A combination of two drugs – lumacaftor and ivacaftor – improves lung function in children aged 6-11 with cystic fibrosis within 15 days of treatment, according to a phase 3 trial published in The Lancet Respiratory Medicine journal and presented at the European Cystic Fibrosis Society conference.
Cystic fibrosis is a genetic disease that causes the lungs and digestive system to become clogged with thick mucus. The disease eventually causes respiratory failure and early death. It currently has no treatment that targets the underlying cause of the disease, but there are treatments to reduce symptoms of the disease.
Cystic fibrosis is caused by mutations in the CFTR gene. A mutation called F508del-CFTR is the most common with 38% of patients having two copies of this mutation. The drug combination trialled in the study corrects the errors in the cells caused by this genetic fault.
Lumacaftor and ivacaftor are two of the first medicines developed to target the underlying causes of the disease, and potentially provide a way to slow progression of cystic fibrosis – an important goal in the treatment of children with the disease.
The trial was done in children aged 6-11. Currently, the drugs are approved for patients with cystic fibrosis who have two copies of the F508del-CFTR mutation by the US Food and Drug Administration and Health Canada (for children aged 6 years and older), as well as the European Medicines Agency and Therapeutic Goods Administration of Australia (12 years and older).
In the study, led by researchers from The Hospital for Sick Children, University of Toronto, Canada, 206 children aged 6-11 years old with cystic fibrosis were either given the drug combination or a placebo for 24 weeks. The trial took place across 54 hospitals in nine countries1.
The study found that those taking the drugs showed improved lung function – taking less time to clear air from their lungs. Meanwhile, lung function remained the same for those given the placebo.
As a result of reduction in the amount of chloride in the children’s sweat (a sign to diagnose the condition), the research also suggest that the drugs are acting on the errors caused by the gene mutation.
These improvements were apparent in the group given the drug combination within 15 days of treatment and continued to be significantly lower than those given the placebo throughout the 24 weeks of the trial.
The proportion of patients who discontinued the study because of side effects related to their treatment was similar in each group, with three patients discontinuing because of side effects in the drug group, and two in the placebo group.
The study adds to evidence from other trials of the drug combination showing similar results in patients aged 12 and over.

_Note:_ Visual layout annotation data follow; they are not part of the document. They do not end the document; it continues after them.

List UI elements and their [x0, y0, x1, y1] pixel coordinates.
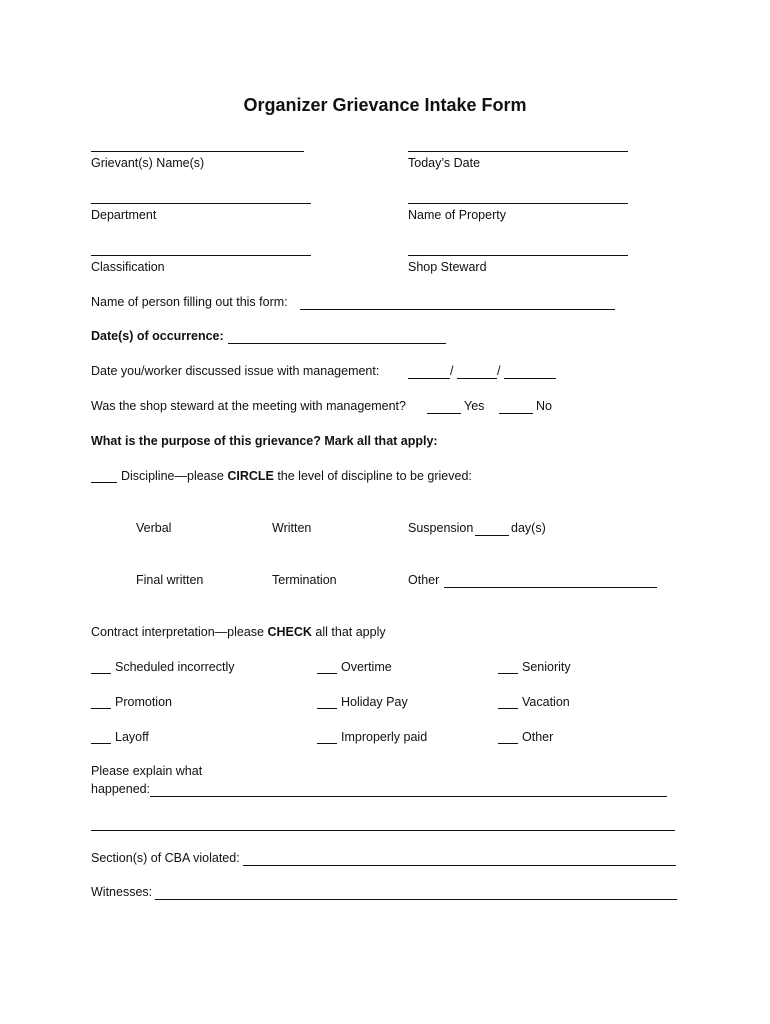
department-label: Department: [91, 208, 157, 222]
shop-steward-line[interactable]: [408, 255, 628, 256]
scheduled-checkbox-line[interactable]: [91, 673, 111, 674]
yes-label: Yes: [464, 399, 485, 413]
todays-date-line[interactable]: [408, 151, 628, 152]
shop-steward-label: Shop Steward: [408, 260, 487, 274]
level-written[interactable]: Written: [272, 521, 312, 535]
option-vacation: Vacation: [522, 695, 570, 709]
holiday-checkbox-line[interactable]: [317, 708, 337, 709]
seniority-checkbox-line[interactable]: [498, 673, 518, 674]
promotion-checkbox-line[interactable]: [91, 708, 111, 709]
classification-line[interactable]: [91, 255, 311, 256]
option-scheduled: Scheduled incorrectly: [115, 660, 235, 674]
yes-checkbox-line[interactable]: [427, 413, 461, 414]
discipline-suffix: the level of discipline to be grieved:: [273, 469, 472, 483]
property-label: Name of Property: [408, 208, 506, 222]
date-separator: /: [497, 364, 501, 378]
overtime-checkbox-line[interactable]: [317, 673, 337, 674]
no-label: No: [536, 399, 552, 413]
contract-label: [91, 625, 386, 639]
discipline-circle-word: CIRCLE: [227, 469, 274, 483]
explain-line-1[interactable]: [150, 796, 667, 797]
grievant-name-label: Grievant(s) Name(s): [91, 156, 205, 170]
improperly-checkbox-line[interactable]: [317, 743, 337, 744]
option-promotion: Promotion: [115, 695, 172, 709]
discipline-label: [121, 469, 472, 483]
suspension-days-label: day(s): [511, 521, 546, 535]
discipline-checkbox-line[interactable]: [91, 482, 117, 483]
discipline-prefix: Discipline—please: [121, 469, 228, 483]
other-checkbox-line[interactable]: [498, 743, 518, 744]
level-verbal[interactable]: Verbal: [136, 521, 172, 535]
discussed-month-line[interactable]: [408, 378, 450, 379]
option-overtime: Overtime: [341, 660, 392, 674]
property-line[interactable]: [408, 203, 628, 204]
no-checkbox-line[interactable]: [499, 413, 533, 414]
contract-suffix: all that apply: [311, 625, 386, 639]
layoff-checkbox-line[interactable]: [91, 743, 111, 744]
discussed-day-line[interactable]: [457, 378, 497, 379]
option-layoff: Layoff: [115, 730, 149, 744]
steward-meeting-label: Was the shop steward at the meeting with management?: [91, 399, 406, 413]
option-improperly-paid: Improperly paid: [341, 730, 428, 744]
date-separator: /: [450, 364, 454, 378]
classification-label: Classification: [91, 260, 165, 274]
form-title: Organizer Grievance Intake Form: [243, 95, 527, 115]
level-termination[interactable]: Termination: [272, 573, 337, 587]
todays-date-label: Today’s Date: [408, 156, 481, 170]
occurrence-label: Date(s) of occurrence:: [91, 329, 224, 343]
vacation-checkbox-line[interactable]: [498, 708, 518, 709]
purpose-heading: What is the purpose of this grievance? Mark all that apply:: [91, 434, 438, 448]
filled-by-line[interactable]: [300, 309, 615, 310]
discussed-year-line[interactable]: [504, 378, 556, 379]
level-other-line[interactable]: [444, 587, 657, 588]
cba-line[interactable]: [243, 865, 676, 866]
level-suspension[interactable]: Suspension: [408, 521, 474, 535]
cba-label: Section(s) of CBA violated:: [91, 851, 240, 865]
option-seniority: Seniority: [522, 660, 571, 674]
discussed-label: Date you/worker discussed issue with management:: [91, 364, 380, 378]
department-line[interactable]: [91, 203, 311, 204]
explain-label-line2: happened:: [91, 782, 151, 796]
occurrence-line[interactable]: [228, 343, 446, 344]
filled-by-label: Name of person filling out this form:: [91, 295, 288, 309]
explain-line-2[interactable]: [91, 830, 675, 831]
level-final-written[interactable]: Final written: [136, 573, 204, 587]
witnesses-line[interactable]: [155, 899, 677, 900]
witnesses-label: Witnesses:: [91, 885, 153, 899]
grievant-name-line[interactable]: [91, 151, 304, 152]
level-other[interactable]: Other: [408, 573, 440, 587]
option-other: Other: [522, 730, 554, 744]
option-holiday-pay: Holiday Pay: [341, 695, 408, 709]
contract-prefix: Contract interpretation—please: [91, 625, 268, 639]
suspension-days-line[interactable]: [475, 535, 509, 536]
contract-check-word: CHECK: [267, 625, 312, 639]
explain-label-line1: Please explain what: [91, 764, 203, 778]
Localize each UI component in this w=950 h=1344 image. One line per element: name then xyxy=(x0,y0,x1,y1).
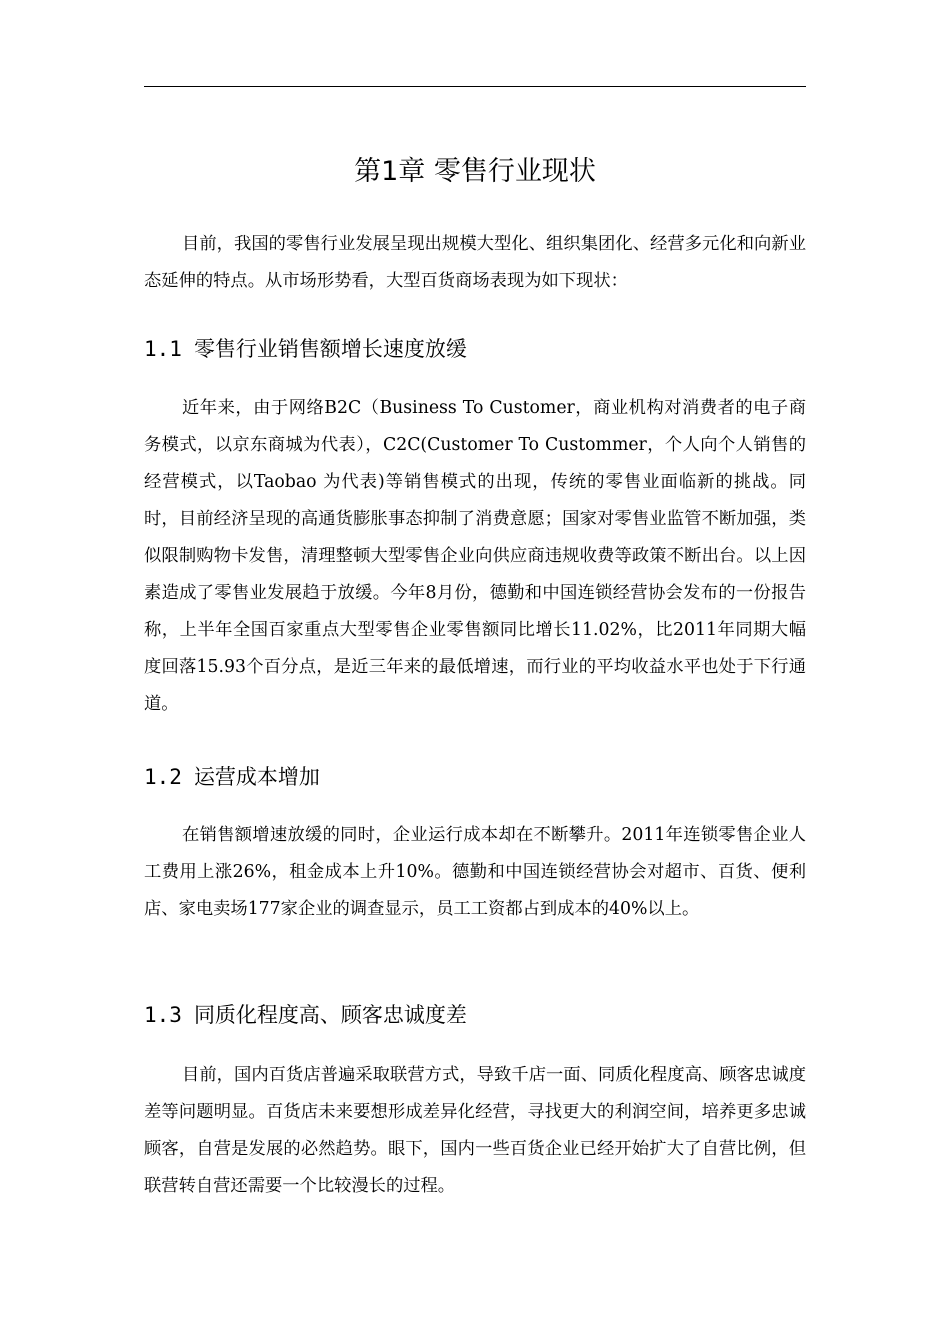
section-number: 1.3 xyxy=(144,1003,182,1027)
section-1-1-paragraph: 近年来，由于网络B2C（Business To Customer，商业机构对消费者的电子商务模式，以京东商城为代表），C2C(Customer To Custommer，个人向个人销售的经营模式，以Taobao 为代表)等销售模式的出现，传统的零售业面临新的挑战。同时，目前经济呈现的高通货膨胀事态抑制了消费意愿；国家对零售业监管不断加强，类似限制购物卡发售，清理整顿大型零售企业向供应商违规收费等政策不断出台。以上因素造成了零售业发展趋于放缓。今年8月份，德勤和中国连锁经营协会发布的一份报告称，上半年全国百家重点大型零售企业零售额同比增长11.02%，比2011年同期大幅度回落15.93个百分点，是近三年来的最低增速，而行业的平均收益水平也处于下行通道。 xyxy=(144,398,806,714)
section-heading-1-2 xyxy=(144,760,806,794)
section-1-2-paragraph: 在销售额增速放缓的同时，企业运行成本却在不断攀升。2011年连锁零售企业人工费用上涨26%，租金成本上升10%。德勤和中国连锁经营协会对超市、百货、便利店、家电卖场177家企业的调查显示，员工工资都占到成本的40%以上。 xyxy=(144,825,806,919)
section-number: 1.1 xyxy=(144,337,182,361)
header-rule xyxy=(144,86,806,87)
chapter-intro-paragraph: 目前，我国的零售行业发展呈现出规模大型化、组织集团化、经营多元化和向新业态延伸的特点。从市场形势看，大型百货商场表现为如下现状： xyxy=(144,234,806,291)
section-number: 1.2 xyxy=(144,765,182,789)
section-title: 运营成本增加 xyxy=(193,765,320,789)
section-heading-1-1 xyxy=(144,332,806,366)
section-title: 同质化程度高、顾客忠诚度差 xyxy=(193,1003,467,1027)
section-heading-1-3 xyxy=(144,998,806,1032)
section-title: 零售行业销售额增长速度放缓 xyxy=(193,337,467,361)
chapter-title: 第1章 零售行业现状 xyxy=(354,156,596,187)
section-1-3-paragraph: 目前，国内百货店普遍采取联营方式，导致千店一面、同质化程度高、顾客忠诚度差等问题明显。百货店未来要想形成差异化经营，寻找更大的利润空间，培养更多忠诚顾客，自营是发展的必然趋势。眼下，国内一些百货企业已经开始扩大了自营比例，但联营转自营还需要一个比较漫长的过程。 xyxy=(144,1065,806,1196)
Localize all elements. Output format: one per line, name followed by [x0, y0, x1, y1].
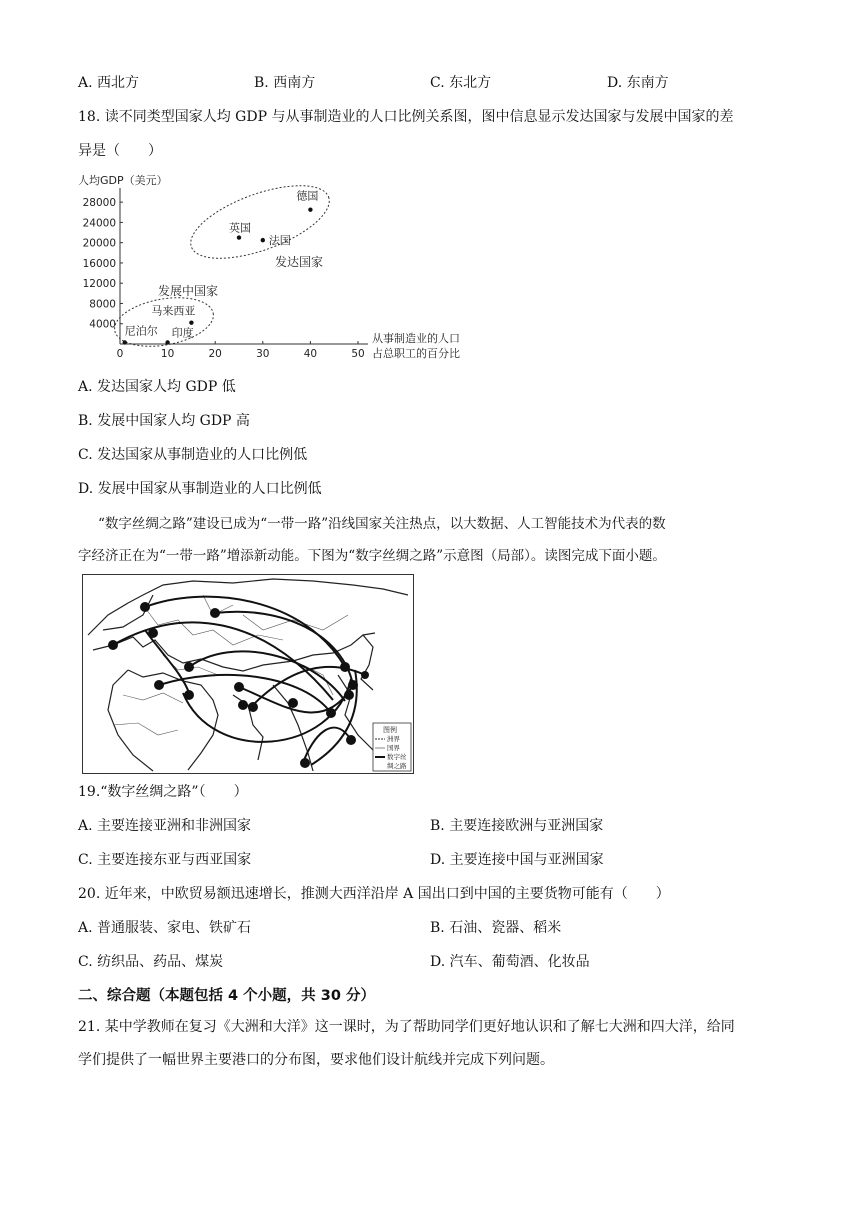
point-label: 尼泊尔	[124, 324, 158, 338]
x-tick-label: 10	[160, 348, 175, 360]
chart-xlabel-line1: 从事制造业的人口	[372, 332, 460, 345]
q17-option-b: B. 西南方	[254, 75, 316, 91]
q18-option-c: C. 发达国家从事制造业的人口比例低	[78, 447, 308, 463]
legend-country-border: 国界	[387, 744, 400, 752]
q17-option-d: D. 东南方	[607, 75, 669, 91]
passage-line2: 字经济正在为“一带一路”增添新动能。下图为“数字丝绸之路”示意图（局部）。读图完成下面小题。	[78, 548, 666, 564]
q20-option-c: C. 纺织品、药品、煤炭	[78, 954, 224, 970]
y-tick-label: 24000	[82, 217, 116, 230]
x-tick-label: 40	[303, 348, 318, 360]
q20-stem: 20. 近年来，中欧贸易额迅速增长，推测大西洋沿岸 A 国出口到中国的主要货物可能有（ ）	[78, 886, 670, 902]
q20-option-a: A. 普通服装、家电、铁矿石	[78, 920, 252, 936]
q18-stem-line2: 异是（ ）	[78, 143, 162, 159]
silk-road-routes	[113, 597, 365, 765]
q18-option-b: B. 发展中国家人均 GDP 高	[78, 413, 250, 429]
point-label: 法国	[268, 234, 291, 248]
q21-line2: 学们提供了一幅世界主要港口的分布图，要求他们设计航线并完成下列问题。	[78, 1052, 554, 1068]
point-印度	[165, 340, 169, 344]
point-label: 德国	[296, 189, 319, 203]
q18-option-a: A. 发达国家人均 GDP 低	[78, 379, 236, 395]
y-tick-label: 20000	[82, 237, 116, 250]
x-tick-label: 50	[351, 348, 365, 360]
x-tick-label: 0	[116, 348, 124, 360]
q18-stem-line1: 18. 读不同类型国家人均 GDP 与从事制造业的人口比例关系图，图中信息显示发达国家与发展中国家的差	[78, 109, 734, 125]
chart-ylabel: 人均GDP（美元）	[78, 174, 168, 187]
point-英国	[237, 235, 241, 239]
q20-option-b: B. 石油、瓷器、稻米	[430, 920, 562, 936]
y-tick-label: 8000	[89, 298, 116, 311]
q21-line1: 21. 某中学教师在复习《大洲和大洋》这一课时，为了帮助同学们更好地认识和了解七大洲和四大洋，给同	[78, 1019, 735, 1035]
point-label: 英国	[229, 221, 251, 235]
section2-heading: 二、综合题（本题包括 4 个小题，共 30 分）	[78, 988, 375, 1004]
q19-option-a: A. 主要连接亚洲和非洲国家	[78, 818, 252, 834]
map-borders	[113, 595, 348, 735]
developing-group-label: 发展中国家	[158, 284, 219, 298]
point-label: 印度	[171, 326, 194, 340]
point-德国	[308, 208, 312, 212]
y-tick-label: 4000	[89, 318, 116, 331]
legend-route-line2: 绸之路	[387, 762, 407, 770]
y-tick-label: 28000	[82, 197, 116, 210]
legend-continent-border: 洲界	[387, 735, 400, 743]
y-ticks	[83, 197, 123, 331]
chart-xlabel-line2: 占总职工的百分比	[372, 347, 460, 360]
q19-option-c: C. 主要连接东亚与西亚国家	[78, 852, 252, 868]
point-label: 马来西亚	[151, 304, 196, 318]
point-尼泊尔	[123, 340, 127, 344]
gdp-scatter-chart	[70, 168, 500, 368]
point-马来西亚	[189, 321, 193, 325]
q19-stem: 19.“数字丝绸之路”（ ）	[78, 784, 248, 800]
q19-option-d: D. 主要连接中国与亚洲国家	[430, 852, 604, 868]
digital-silk-road-map	[82, 574, 414, 774]
q17-option-c: C. 东北方	[430, 75, 492, 91]
legend-title: 图例	[383, 726, 397, 734]
q20-option-d: D. 汽车、葡萄酒、化妆品	[430, 954, 590, 970]
x-tick-label: 30	[256, 348, 270, 360]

“Our results suggest that this drug combination may help to preserve lung health in children with cystic fibrosis, potentially slowing the progression of the disease and allowing these children better quality, longer lives,” says lead author Professor Felix Ratjen, The Hospital for Sick Children, University of Toronto, Canada. “Further research into long-term effects will be needed. If successful, giving the drug treatment soon after diagnosis will be crucial to ensure that the disease is slowed as soon as possible.” 2
The authors note some limitations in their study, including that the study was the first to use the lung clearance index as a primary measure of treatment success and experience of using it is still limited. During the study, patients in both groups continued to take other treatments to address the symptoms of their disease.
Writing in a linked Comment, Professor Carla Colombo, University of Milan, Italy, says: “The development of cystic fibrosis transmembrane conductance-regulator (CFTR)-correcting therapies is changing the way we treat cystic fibrosis, shifting therapy from a mostly symptom-based approach addressing downstream complications to a precision medicine approach targeting the underlying cause… Several new CFTR modulators are in development, including next generation correctors and CFTR amplifiers designed to target CFTR biosynthesis. These new drugs could represent new pharmacological approaches with even better disease modifying potential and impact on prognosis for an increasing number of children and adults with cystic fibrosis.”
The study was funded by Vertex Pharmaceuticals Incorporated. A full declaration of interests is available in the Article. It was conducted by scientists from The Hospital for Sick Children, University of Toronto, Vertex Pharmaceuticals, Stanford University School of Medicine, The Children’s Hospital at Westmead, Imperial College London, and Royal Brompton Hospital.